According to some estimates, the average corporate email user sends 112 emails every day. About one out of every seven of those messages, says a new study from Georgia Tech, can be called gossip.
Assistant Professor Eric Gilbert of the School of Interactive Computing examined hundreds of thousands of emails from the former Enron corporation and found that—by the definition of “gossip” as messages that contain information about a person or persons not among the recipients—14.7 percent of the emails qualify as office scuttlebutt. What’s more, Gilbert found that gossip is prevalent at all levels of the corporate hierarchy, though lower levels gossip the most. (Click here to watch a YouTube video about this research.)
“Gossip gets a bad rap,” said Gilbert, an expert in social computing who runs the Comp.Social Lab at Georgia Tech. “When you say ‘gossip,’ most people immediately have a negative interpretation, but it’s actually a very important form of communication. Even tiny bits of information, like ‘Eric said he’d be late for this meeting,’ add up; after just a few of those messages, you start to get an impression that Eric is a late person. Gossip is generally how we know what we know about each other, and for this study we viewed it simply as a means to share social information.”
Still, another finding was that “negative” gossip, characterized through a Natural Language Text Processing analysis, was in fact 2.7 times more prevalent than positive gossip, though a significant portion of the messages were sentiment-neutral. The findings, according to Gilbert and Ph.D. student Tanushree Mitra, represent an important test of anthropological theories about gossip in what can reasonably be called the world’s most popular electronic social medium: email.
“There is a rich literature in anthropology and sociology on the universality and utility of gossip among human social groups,” Mitra said. “A recent survey of that literature summarized gossip as having four main purposes: information, entertainment, intimacy and influence. We found evidence of all those categories in the Enron emails, relating to both business and personal relationships.”
The researchers divided the emails among seven layers of Enron hierarchy, from rank-and-file office employees all the way up to presidents and CEOs, and found gossip emails flowing within and among nearly every level, with the heaviest flow among the rank-and-file. However, the second heaviest flow within a single level occurred among Enron vice presidents and directors, and by a wide margin the strongest upward flow of gossip was from the vice presidents and directors up one level to presidents and CEOs. Vice presidents and directors also gossiped the most down the chain, with the heaviest downward flow originating from their level and ending up at the lowest, rank-and-file level.
Might these findings be unique to Enron? After all, actions leading to the energy-trading company’s 2001 bankruptcy have earned it a notorious place in U.S. corporate history. Could such an environment lead to social behavior that is outside the norm?

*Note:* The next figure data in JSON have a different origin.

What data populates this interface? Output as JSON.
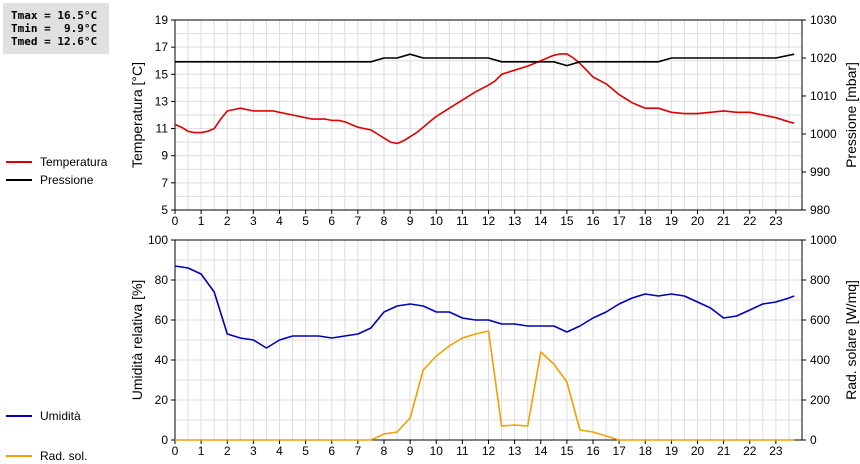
{
  "stats": {
    "tmax": "Tmax = 16.5°C",
    "tmin": "Tmin =  9.9°C",
    "tmed": "Tmed = 12.6°C"
  },
  "legend": {
    "temperature": "Temperatura",
    "pressure": "Pressione",
    "humidity": "Umidità",
    "solar": "Rad. sol."
  },
  "colors": {
    "temperature": "#dd0000",
    "pressure": "#000000",
    "humidity": "#0000bb",
    "solar": "#f0a000",
    "grid": "#dddddd"
  },
  "chart_data": [
    {
      "type": "line",
      "ylabel": "Temperatura [°C]",
      "y2label": "Pressione [mbar]",
      "xlim": [
        0,
        24
      ],
      "ylim": [
        5,
        19
      ],
      "y2lim": [
        980,
        1030
      ],
      "xticks": [
        "0",
        "1",
        "2",
        "3",
        "4",
        "5",
        "6",
        "7",
        "8",
        "9",
        "10",
        "11",
        "12",
        "13",
        "14",
        "15",
        "16",
        "17",
        "18",
        "19",
        "20",
        "21",
        "22",
        "23"
      ],
      "yticks": [
        "5",
        "7",
        "9",
        "11",
        "13",
        "15",
        "17",
        "19"
      ],
      "y2ticks": [
        "980",
        "990",
        "1000",
        "1010",
        "1020",
        "1030"
      ],
      "grid": true,
      "series": [
        {
          "name": "Temperatura",
          "axis": "left",
          "x": [
            0,
            0.25,
            0.5,
            0.75,
            1,
            1.25,
            1.5,
            1.75,
            2,
            2.25,
            2.5,
            2.75,
            3,
            3.25,
            3.5,
            3.75,
            4,
            4.25,
            4.5,
            4.75,
            5,
            5.25,
            5.5,
            5.75,
            6,
            6.25,
            6.5,
            6.75,
            7,
            7.25,
            7.5,
            7.75,
            8,
            8.25,
            8.5,
            8.75,
            9,
            9.25,
            9.5,
            9.75,
            10,
            10.5,
            11,
            11.5,
            12,
            12.25,
            12.5,
            13,
            13.5,
            14,
            14.25,
            14.5,
            14.75,
            15,
            15.25,
            15.5,
            15.75,
            16,
            16.5,
            17,
            17.5,
            18,
            18.5,
            19,
            19.5,
            20,
            20.5,
            21,
            21.5,
            22,
            22.5,
            23,
            23.5,
            23.7
          ],
          "y": [
            11.3,
            11.1,
            10.8,
            10.7,
            10.7,
            10.8,
            11.0,
            11.7,
            12.3,
            12.4,
            12.5,
            12.4,
            12.3,
            12.3,
            12.3,
            12.3,
            12.2,
            12.1,
            12.0,
            11.9,
            11.8,
            11.7,
            11.7,
            11.7,
            11.6,
            11.6,
            11.5,
            11.3,
            11.1,
            11.0,
            10.9,
            10.6,
            10.3,
            10.0,
            9.9,
            10.1,
            10.4,
            10.7,
            11.1,
            11.5,
            11.9,
            12.5,
            13.1,
            13.7,
            14.2,
            14.5,
            15.0,
            15.3,
            15.6,
            16.0,
            16.2,
            16.4,
            16.5,
            16.5,
            16.2,
            15.8,
            15.3,
            14.8,
            14.3,
            13.5,
            12.9,
            12.5,
            12.5,
            12.2,
            12.1,
            12.1,
            12.2,
            12.3,
            12.2,
            12.2,
            12.0,
            11.8,
            11.5,
            11.4
          ]
        },
        {
          "name": "Pressione",
          "axis": "right",
          "x": [
            0,
            0.5,
            1,
            2,
            3,
            4,
            5,
            6,
            7,
            7.5,
            8,
            8.5,
            9,
            9.5,
            10,
            11,
            12,
            12.5,
            13,
            14,
            14.5,
            15,
            15.5,
            16,
            17,
            18,
            18.5,
            19,
            20,
            21,
            22,
            23,
            23.7
          ],
          "y": [
            1019,
            1019,
            1019,
            1019,
            1019,
            1019,
            1019,
            1019,
            1019,
            1019,
            1020,
            1020,
            1021,
            1020,
            1020,
            1020,
            1020,
            1019,
            1019,
            1019,
            1019,
            1018,
            1019,
            1019,
            1019,
            1019,
            1019,
            1020,
            1020,
            1020,
            1020,
            1020,
            1021
          ]
        }
      ]
    },
    {
      "type": "line",
      "ylabel": "Umidità relativa [%]",
      "y2label": "Rad. solare [W/mq]",
      "xlim": [
        0,
        24
      ],
      "ylim": [
        0,
        100
      ],
      "y2lim": [
        0,
        1000
      ],
      "xticks": [
        "0",
        "1",
        "2",
        "3",
        "4",
        "5",
        "6",
        "7",
        "8",
        "9",
        "10",
        "11",
        "12",
        "13",
        "14",
        "15",
        "16",
        "17",
        "18",
        "19",
        "20",
        "21",
        "22",
        "23"
      ],
      "yticks": [
        "0",
        "20",
        "40",
        "60",
        "80",
        "100"
      ],
      "y2ticks": [
        "0",
        "200",
        "400",
        "600",
        "800",
        "1000"
      ],
      "grid": true,
      "series": [
        {
          "name": "Umidità",
          "axis": "left",
          "x": [
            0,
            0.5,
            1,
            1.5,
            2,
            2.5,
            3,
            3.5,
            4,
            4.5,
            5,
            5.5,
            6,
            6.5,
            7,
            7.5,
            8,
            8.5,
            9,
            9.5,
            10,
            10.5,
            11,
            11.5,
            12,
            12.5,
            13,
            13.5,
            14,
            14.5,
            15,
            15.5,
            16,
            16.5,
            17,
            17.5,
            18,
            18.5,
            19,
            19.5,
            20,
            20.5,
            21,
            21.5,
            22,
            22.5,
            23,
            23.5,
            23.7
          ],
          "y": [
            87,
            86,
            83,
            74,
            53,
            51,
            50,
            46,
            50,
            52,
            52,
            52,
            51,
            52,
            53,
            56,
            64,
            67,
            68,
            67,
            64,
            64,
            61,
            60,
            60,
            58,
            58,
            57,
            57,
            57,
            54,
            57,
            61,
            64,
            68,
            71,
            73,
            72,
            73,
            72,
            69,
            66,
            61,
            62,
            65,
            68,
            69,
            71,
            72
          ]
        },
        {
          "name": "Rad. sol.",
          "axis": "right",
          "x": [
            0,
            1,
            2,
            3,
            4,
            5,
            6,
            7,
            7.5,
            8,
            8.5,
            9,
            9.5,
            10,
            10.5,
            11,
            11.5,
            12,
            12.5,
            13,
            13.5,
            14,
            14.5,
            15,
            15.5,
            16,
            16.5,
            17,
            18,
            19,
            20,
            21,
            22,
            23,
            23.7
          ],
          "y": [
            0,
            0,
            0,
            0,
            0,
            0,
            0,
            0,
            0,
            30,
            40,
            110,
            350,
            420,
            470,
            510,
            530,
            545,
            70,
            75,
            70,
            440,
            380,
            290,
            50,
            40,
            20,
            0,
            0,
            0,
            0,
            0,
            0,
            0,
            0
          ]
        }
      ]
    }
  ]
}
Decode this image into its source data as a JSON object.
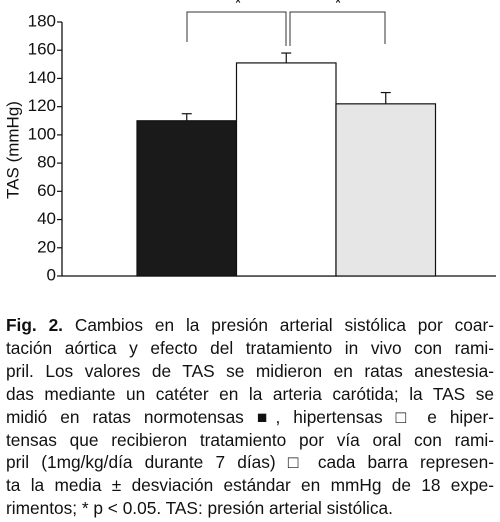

“Enron certainly had what could be called a ‘cowboy culture,’ but I suspect the way they behaved internally to each other did not differ significantly from most other U.S. corporations,” Gilbert said. “A lot of the emails we’re looking at were from the rank-and-file, and it was the Enron CEOs—a tiny fraction of its employee population—who initiated and directed the actions that brought the company down. The average employee had no idea what was going on.”
Indeed, the Enron corpus—some 600,000 messages purchased following the company’s bankruptcy and now made freely available for study—represents the world’s largest publicly accessible body of naturally occurring emails, and it has provided grist for numerous scientific and technical advances. For example, Gilbert said, email spam filters took a huge leap forward in efficiency in 2005 due largely to advancements made from analyzing the Enron corpus. And recently, Gilbert himself used Enron emails to discover that certain words and phrases in email strongly predict whether those messages are delivered up or down the corporate hierarchy. Still, he admitted to finding a slightly higher level of workplace gossip flowing around via email than he expected.
“I was a little surprised that it turned out to be almost 15 percent,” Gilbert said. “But then again, gossip is something we all do in every aspect of our lives. I imagine corporate executives will probably take note of this—and then send an email to Jennifer down the hall saying that Bob in purchasing gossips all the time.”
Gilbert’s and Mitra’s findings are summarized in the paper “Have You Heard? How Gossip Flows Through Workplace Email,” which Mitra is presenting today at the 6th International AAAI Conference on Weblogs and Social Media (ICWSM ’12), being held at Trinity College in Dublin, Ireland.